India had and still has great wrestlers. In 1962, India won 12 medals in the fourth Asian Games in freestyle wrestling. Indian wrestling titles are the ‘Rostam of India,’ ‘Rustam-E-Hind,’ ‘Bharat-Kesari,’ and ‘Hind Kesari.’ Over the centuries, this Indian form of wrestling is continued in India. During ancient times wrestling was the way to keep oneself physically fit. Gardi mane is not just a place to a ton a body, but here Pehlwans from all religions trained, practice together on one wrestling pit. Ustad trains them for building strength and improving wrestling skills. In the modern era, wrestling has different names and styles of playing in different parts of the world.
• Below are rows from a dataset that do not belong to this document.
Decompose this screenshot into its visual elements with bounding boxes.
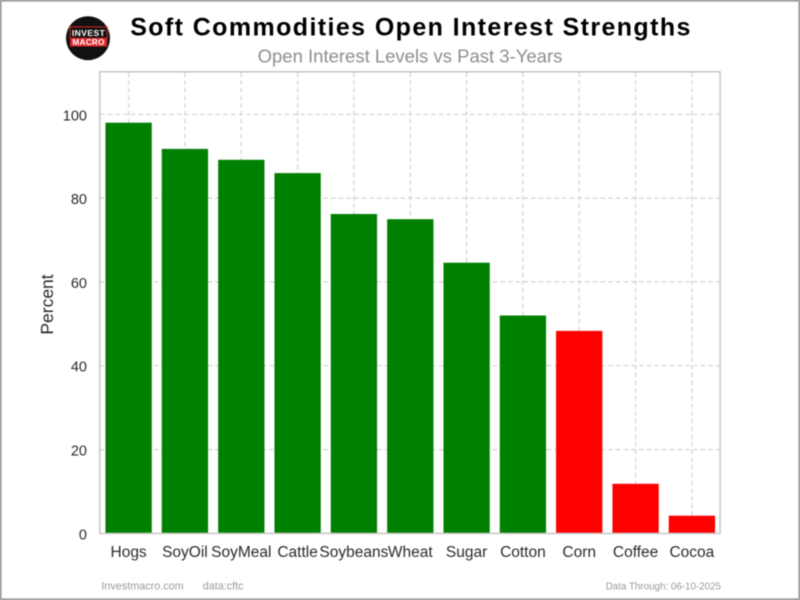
svg-text:100: 100 bbox=[63, 108, 87, 124]
svg-text:data:cftc: data:cftc bbox=[203, 581, 244, 593]
svg-text:Open Interest Levels vs Past 3: Open Interest Levels vs Past 3-Years bbox=[258, 46, 563, 67]
svg-text:Soft Commodities Open Interest: Soft Commodities Open Interest Strengths bbox=[130, 14, 692, 42]
svg-text:0: 0 bbox=[79, 527, 87, 543]
svg-text:80: 80 bbox=[71, 192, 87, 208]
svg-text:Sugar: Sugar bbox=[446, 544, 487, 561]
svg-text:Percent: Percent bbox=[37, 274, 57, 334]
svg-text:Coffee: Coffee bbox=[613, 544, 658, 561]
svg-text:40: 40 bbox=[71, 360, 87, 376]
svg-text:20: 20 bbox=[71, 444, 87, 460]
svg-text:INVEST: INVEST bbox=[72, 28, 106, 38]
svg-text:60: 60 bbox=[71, 276, 87, 292]
svg-text:SoyOil: SoyOil bbox=[162, 544, 208, 561]
svg-text:Corn: Corn bbox=[562, 544, 596, 561]
svg-text:MACRO: MACRO bbox=[72, 38, 105, 47]
svg-text:Hogs: Hogs bbox=[111, 544, 147, 561]
svg-text:Wheat: Wheat bbox=[388, 544, 433, 561]
svg-text:SoyMeal: SoyMeal bbox=[211, 544, 271, 561]
svg-text:Cocoa: Cocoa bbox=[669, 544, 714, 561]
svg-text:Cattle: Cattle bbox=[277, 544, 318, 561]
svg-text:Cotton: Cotton bbox=[500, 544, 546, 561]
svg-text:Investmacro.com: Investmacro.com bbox=[101, 581, 183, 593]
svg-text:Data Through: 06-10-2025: Data Through: 06-10-2025 bbox=[606, 582, 722, 593]
svg-text:Soybeans: Soybeans bbox=[319, 544, 388, 561]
A special kind of red soil is replaced with mats and some new techniques. But the traditional and old style of Kusthi is popular in rural India. India has hosted the world wrestling championships. India has won titles in Commonwealth Games held in Jamaica. Nowadays, very few Akhada’s or Gardi mane are remaining in India, where some dedicated people are still working to keep alive Indian wrestling. Like that, one of the city’s oldest Kushti Akhada in the Shivajinagar called ‘Ahmed Hussain Todewala Garadi Mane.’
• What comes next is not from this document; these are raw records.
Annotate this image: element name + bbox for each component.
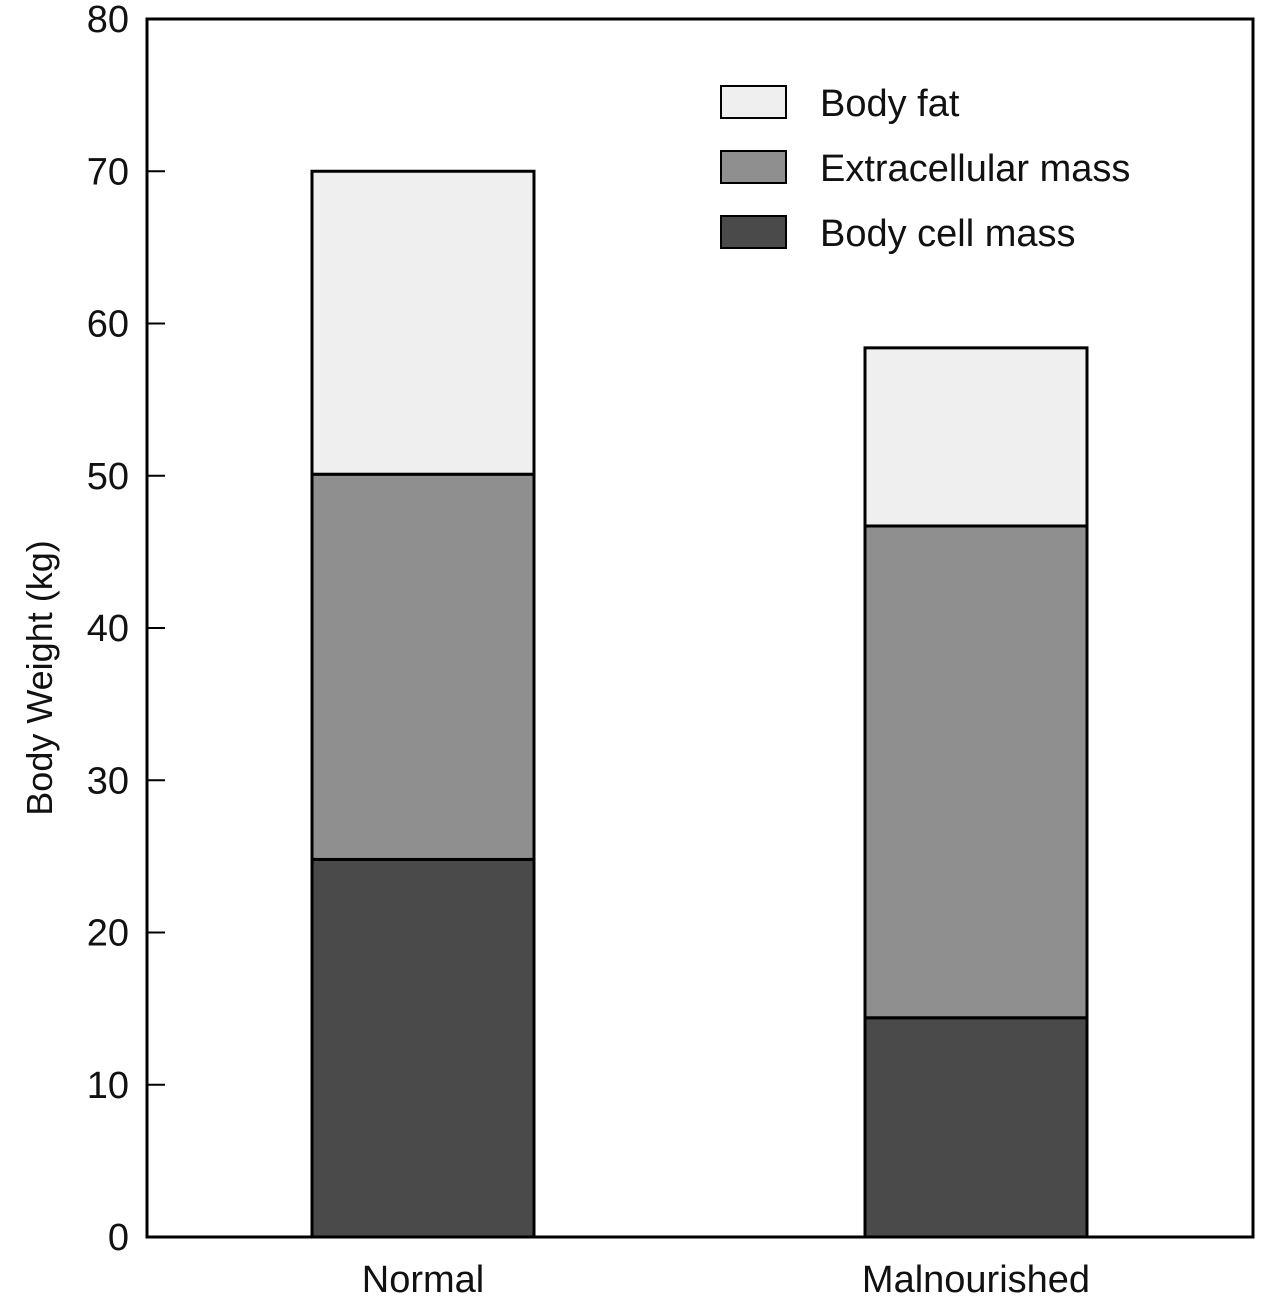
legend-label: Extracellular mass: [820, 148, 1130, 190]
x-category-label: Malnourished: [862, 1259, 1090, 1301]
y-tick-label: 0: [108, 1217, 129, 1259]
y-tick-label: 20: [87, 913, 129, 955]
y-tick-label: 80: [87, 0, 129, 41]
bar-segment-extracellular-mass: [863, 524, 1089, 1020]
bar-segment-body-fat: [863, 346, 1089, 528]
y-tick-label: 60: [87, 304, 129, 346]
y-tick-label: 30: [87, 760, 129, 802]
legend: Body fat Extracellular mass Body cell mass: [720, 83, 1130, 255]
x-axis: Normal Malnourished: [362, 1259, 1090, 1301]
y-tick-label: 10: [87, 1065, 129, 1107]
x-category-label: Normal: [362, 1259, 484, 1301]
legend-swatch: [720, 215, 787, 249]
bar-segment-body-cell-mass: [863, 1016, 1089, 1239]
legend-swatch: [720, 85, 787, 119]
legend-label: Body fat: [820, 83, 960, 125]
bar-segment-extracellular-mass: [310, 472, 536, 861]
y-axis-title: Body Weight (kg): [19, 540, 60, 815]
y-tick-label: 50: [87, 456, 129, 498]
bar-segment-body-cell-mass: [310, 857, 536, 1239]
bars-layer: [310, 169, 1089, 1239]
y-tick-label: 40: [87, 608, 129, 650]
legend-swatch: [720, 150, 787, 184]
y-tick-label: 70: [87, 151, 129, 193]
y-axis: 0 10 20 30 40 50 60 70 80: [87, 0, 165, 1259]
bar-segment-body-fat: [310, 169, 536, 476]
legend-label: Body cell mass: [820, 213, 1076, 255]
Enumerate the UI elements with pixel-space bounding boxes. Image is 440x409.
Amosan Pehlwan started this Garadi Mane in the year 1910 in Bengaluru. The 110-year-old Akhada is a place where many generations of wrestlers from the same family have been training. Giving training free of cost is a tradition followed here by all Ustads. There is less or no support from the government, and the local Akhadas have to manage on their own. Ansar Pehlwan has wrestled for over 40 years, and he wants to keep the spirit of these physical workouts alive, and hopes that it will become mainstream once again. Many interested wrestlers are being trained here right from the school going students to the senior citizens who do Kushti.